Evaluating the Effects of Folic Acid Supplementation in Older Adults: The Folic Acid Supplementation Trial (The FAST Study)

• Plasma homocysteine levels [ Time Frame: Measured at Week 6 ] [ Designated as safety issue: No ]
  

• Serum folate levels [ Time Frame: Measured at Week 6 ] [ Designated as safety issue: No ]
  

Elevated levels of homocysteine may be a risk factor for coronary heart disease, stroke, and peripheral vascular disease. Folate is a type of B vitamin that occurs naturally in food. In nutritional supplements, folate is known as folic acid, and it has been shown to lower the concentration of homocysteine in blood. Folic acid supplements are a simple way for people to increase their folate intake, lower their homocysteine levels, and reduce their risk of developing heart disease. However, more research is required to determine the most effective dose of folic acid needed to lower homocysteine levels. The purpose of this study is to examine the effect that varying doses of folic acid have on folate levels and homocysteine concentration levels in older adults.

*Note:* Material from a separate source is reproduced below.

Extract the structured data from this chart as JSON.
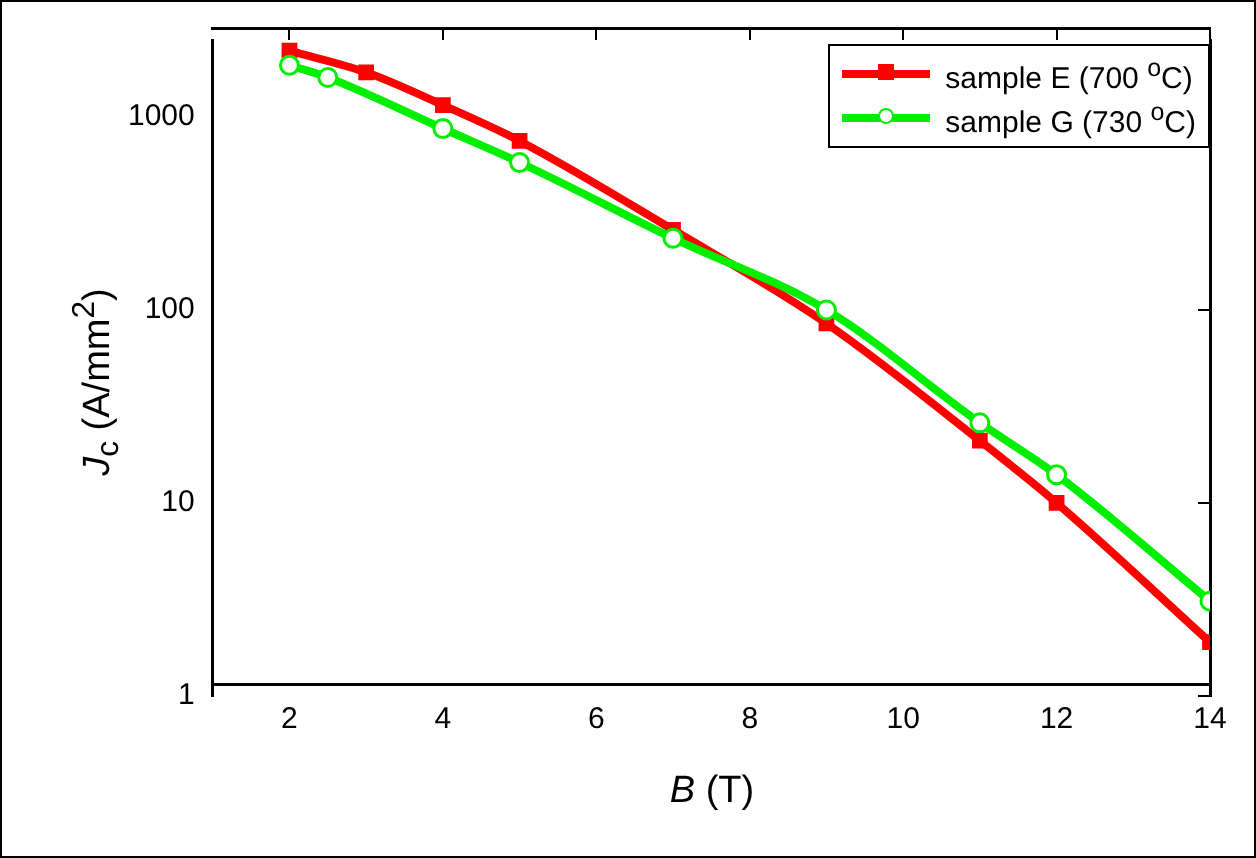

This 6-week study will enroll healthy adults over the age of 60 who do not currently take multivitamins or B-vitamins. At a screening visit, participants will complete questionnaires on medical history, demographics, and diet. Also, height and weight will be measured, and a blood collection will occur. At a baseline study visit, participants will be randomly assigned to receive either placebo or one of four doses of folic acid—100 mcg, 400 mcg, 1000 mcg, or 2000 mcg—to be taken once a day for 6 weeks. Participants will attend a final study visit at Week 6, at which time another blood collection will occur.